Indian microfinance organisations are coming into big global funding, at a time when global credit is seizing up. This month, two leading names--SKS Microfinance, the biggest in the country, and Ujjivan, a pioneer in working among the urban poor--have between them raised close to $100 million of private equity. This underlines a sea change sweeping the sector, signalling it has come of age. As much as this is a cause for celebration, it is also necessary to ask if all is well with the sector, which way it is going and most importantly, which way it ought to go.
The first positive is the growth. According to the 2008 Microfinance India by N Srinivasan (this competent annual study is itself a feather in the cap of the industry), last year microfinance's client base grew 25 per cent to reach 54.8 million. This is defining microfinance narrowly. If you also add up the small loans of commercial banks, primary cooperative societies and self-help groups, the total client base at end-2007-08 comes to 115 million. Thus microfinance now reaches over 20 per cent (even allowing for those who get loans from more than one organisation) of the country's 600 million working poor.
Most importantly, in a country riven by poor governance, this is not money down the drain.
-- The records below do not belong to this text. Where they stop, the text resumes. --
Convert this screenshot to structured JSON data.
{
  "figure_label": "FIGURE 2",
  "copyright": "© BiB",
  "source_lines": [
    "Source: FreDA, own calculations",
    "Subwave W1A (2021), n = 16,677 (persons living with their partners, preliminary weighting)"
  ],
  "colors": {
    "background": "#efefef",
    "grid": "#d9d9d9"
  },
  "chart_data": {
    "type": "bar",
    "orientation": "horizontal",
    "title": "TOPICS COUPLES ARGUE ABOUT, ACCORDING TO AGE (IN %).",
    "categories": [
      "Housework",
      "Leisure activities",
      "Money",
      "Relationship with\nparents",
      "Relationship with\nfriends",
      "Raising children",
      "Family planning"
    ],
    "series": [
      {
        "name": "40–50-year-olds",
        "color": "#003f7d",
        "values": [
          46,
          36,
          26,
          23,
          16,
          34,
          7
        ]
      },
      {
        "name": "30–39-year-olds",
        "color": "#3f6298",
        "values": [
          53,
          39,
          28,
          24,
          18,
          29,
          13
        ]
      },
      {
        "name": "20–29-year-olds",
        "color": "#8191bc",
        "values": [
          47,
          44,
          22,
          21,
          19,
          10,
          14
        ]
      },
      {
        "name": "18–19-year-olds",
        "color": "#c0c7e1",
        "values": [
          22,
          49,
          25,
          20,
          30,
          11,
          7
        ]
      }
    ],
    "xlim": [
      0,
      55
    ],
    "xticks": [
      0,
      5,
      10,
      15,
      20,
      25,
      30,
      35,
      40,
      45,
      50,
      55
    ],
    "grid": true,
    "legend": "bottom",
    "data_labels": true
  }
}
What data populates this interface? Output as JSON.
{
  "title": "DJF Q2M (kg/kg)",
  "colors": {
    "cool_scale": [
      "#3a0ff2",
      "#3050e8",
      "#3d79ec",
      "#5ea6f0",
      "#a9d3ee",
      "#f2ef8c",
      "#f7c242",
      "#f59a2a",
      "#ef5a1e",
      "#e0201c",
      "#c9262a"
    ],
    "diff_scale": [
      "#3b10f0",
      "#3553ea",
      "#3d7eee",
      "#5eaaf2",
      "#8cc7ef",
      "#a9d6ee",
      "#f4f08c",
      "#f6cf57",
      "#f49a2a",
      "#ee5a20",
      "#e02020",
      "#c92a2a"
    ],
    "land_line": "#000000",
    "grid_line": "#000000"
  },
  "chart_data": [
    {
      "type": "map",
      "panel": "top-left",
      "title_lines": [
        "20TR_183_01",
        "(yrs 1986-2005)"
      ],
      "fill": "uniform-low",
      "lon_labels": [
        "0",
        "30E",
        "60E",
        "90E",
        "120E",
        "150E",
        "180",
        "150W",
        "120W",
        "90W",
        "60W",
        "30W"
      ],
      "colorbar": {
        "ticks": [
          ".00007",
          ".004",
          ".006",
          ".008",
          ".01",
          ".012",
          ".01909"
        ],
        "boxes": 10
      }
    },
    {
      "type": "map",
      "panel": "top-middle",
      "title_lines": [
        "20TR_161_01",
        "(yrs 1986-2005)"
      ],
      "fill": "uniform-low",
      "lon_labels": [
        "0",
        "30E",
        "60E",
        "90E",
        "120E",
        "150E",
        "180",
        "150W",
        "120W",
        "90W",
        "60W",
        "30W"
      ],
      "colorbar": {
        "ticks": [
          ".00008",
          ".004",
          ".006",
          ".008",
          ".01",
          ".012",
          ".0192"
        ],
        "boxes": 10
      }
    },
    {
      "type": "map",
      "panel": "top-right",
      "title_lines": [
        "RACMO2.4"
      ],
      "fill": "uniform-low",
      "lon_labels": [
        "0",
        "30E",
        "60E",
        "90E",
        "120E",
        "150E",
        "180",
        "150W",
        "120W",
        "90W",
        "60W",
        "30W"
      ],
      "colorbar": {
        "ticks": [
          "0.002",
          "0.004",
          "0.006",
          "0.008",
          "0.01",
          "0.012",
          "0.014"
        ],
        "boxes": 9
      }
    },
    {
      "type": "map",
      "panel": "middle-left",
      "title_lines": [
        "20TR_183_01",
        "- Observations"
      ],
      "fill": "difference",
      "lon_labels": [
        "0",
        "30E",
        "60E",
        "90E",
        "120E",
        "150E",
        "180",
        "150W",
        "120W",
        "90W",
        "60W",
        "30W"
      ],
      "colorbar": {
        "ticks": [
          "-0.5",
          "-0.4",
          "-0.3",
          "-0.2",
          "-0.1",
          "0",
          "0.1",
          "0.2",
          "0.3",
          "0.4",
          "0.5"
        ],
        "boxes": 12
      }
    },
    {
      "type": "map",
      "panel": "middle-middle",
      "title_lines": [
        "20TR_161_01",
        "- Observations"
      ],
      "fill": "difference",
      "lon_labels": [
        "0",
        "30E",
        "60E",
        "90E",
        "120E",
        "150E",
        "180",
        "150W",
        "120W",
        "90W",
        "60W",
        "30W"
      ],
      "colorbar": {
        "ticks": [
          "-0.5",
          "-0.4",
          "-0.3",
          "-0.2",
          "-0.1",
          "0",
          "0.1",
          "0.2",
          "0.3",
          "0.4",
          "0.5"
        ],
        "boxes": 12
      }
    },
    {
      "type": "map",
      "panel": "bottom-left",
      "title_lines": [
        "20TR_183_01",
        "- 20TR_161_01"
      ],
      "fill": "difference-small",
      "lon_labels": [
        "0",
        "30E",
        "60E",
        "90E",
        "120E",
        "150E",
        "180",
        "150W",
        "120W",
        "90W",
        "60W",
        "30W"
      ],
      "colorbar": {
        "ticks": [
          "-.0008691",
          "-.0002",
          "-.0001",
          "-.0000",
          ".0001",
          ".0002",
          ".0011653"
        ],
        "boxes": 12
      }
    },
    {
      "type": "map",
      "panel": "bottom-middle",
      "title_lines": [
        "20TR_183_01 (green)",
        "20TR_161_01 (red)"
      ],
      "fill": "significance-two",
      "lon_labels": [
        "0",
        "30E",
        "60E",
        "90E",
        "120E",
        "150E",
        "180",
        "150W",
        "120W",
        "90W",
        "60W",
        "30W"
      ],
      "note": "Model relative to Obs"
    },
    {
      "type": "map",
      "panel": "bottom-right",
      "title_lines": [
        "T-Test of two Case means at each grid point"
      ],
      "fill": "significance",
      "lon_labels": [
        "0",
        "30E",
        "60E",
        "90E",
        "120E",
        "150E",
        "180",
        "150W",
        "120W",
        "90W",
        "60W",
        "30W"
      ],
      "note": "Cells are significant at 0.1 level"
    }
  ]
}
Repayment to banks is 90 per cent and microfinance organisations following the Grameen Bank model over 98 per cent! What this has established, says Samit Ghosh, founder of Ujjivan, is “microfinance is an eminently viable commercial proposition.” Viability plus rapid growth induced hunger for capital is attracting the private equity.
But the picture changes somewhat when you look at the quality of growth. As Srinivasan points out in his report, the growth has been horizontal, and not gone deep. The three southern states which lead in microfinance (Andhra Pradesh, Tamil Nadu and Karnataka) account for 52 per cent of clients, whereas six major states and all those in the northeast account for only 1 per cent of clients. Truth is, the hardcore poor and remote areas of the country are left out of the microfinance story.
As for depth, a microfinance loan is typically for Rs 3,500-5,000 and returned in or under a year. You can't do much with that kind of a loan, it only eases liquidity problems. Naturally, microfinance is yet to deliver on its primary objective-- take people out of poverty. Only half of its clients have escaped poverty. The report quotes one of the pioneers of the microfinance movement, Vijay Mahajan, as saying, “…MFs want nearly 100 per cent repayment and they are getting it because poor people are paying out of cash flows from other activities. To say that the MFI has got 99 per cent repayment is not by itself any great virtue, because if the people are engaged in several activities, they have been given a loan and lost the asset (such as livestock death or crop failure) and are now paying you out of wage work, that is not the purpose of founding microfinance.”
A corollary to the coming in of risk capital is the exit of the social or “transformational capital” which the promoters had brought in because they wanted to change the world. This new predominantly profit oriented capital is low on social objectives, marking a dilution of the original mission. There are pluses from this development too. The buying out of individual investors is creating a market for microfinance institutions and the private equity players bring in a lot of business discipline. What is more, not every equity fund is equally driven by profit. So it is a variegated scene with examples of original investors existing entirely, or remaining in part, and importantly, not all equity players being equally profit driven, with some having only a partial profit motive. The most important plus is of course the chance for the poor to escape from the clutches of the moneylender.
Health security and educational opportunity are two other key elements that, along with sustained means of livelihood, make up the composite offering that allows deliverance from poverty. (One out of five loans is taken for a major family illness and urban maids frequently take loans to put their children in English medium schools.) This is why totally social oriented organisations are pursuing a different model, or starting a separate foundation to deliver a composite package. The report highlights Sarvodaya Nano Finance, which operates in the heartland of India's poverty-- Bihar, Jharkhand, Madhya Pradesh, Rajasthan— and also Maharashtra and in a big way in Tamil Nadu. It offers capacity building support services, with emphasis on dairying. It also runs health centres and organises community marriages so that families can escape the financial burden of dowry. Its recovery performance is “exceptional”.
A particularly innovative organisation is Institute for Rural Credit and Entrepreneurship Development, Sangli. It has been working on grain banks in tribal areas successfully for over a decade. From a food security model it has become a microfinance model. Women’s groups from rural areas take grain loans and repay in 10 instalments. The grain and other produce are sold to groups in urban areas. Through a notion of share capital, groups get grain loans six times their capital. With retained margins their share values go up every year. “There is tremendous demand for this product,” says Kiran Kulkarni. To reach the goal of removing poverty you have to undertake a long journey. Microfinance is a vital early step.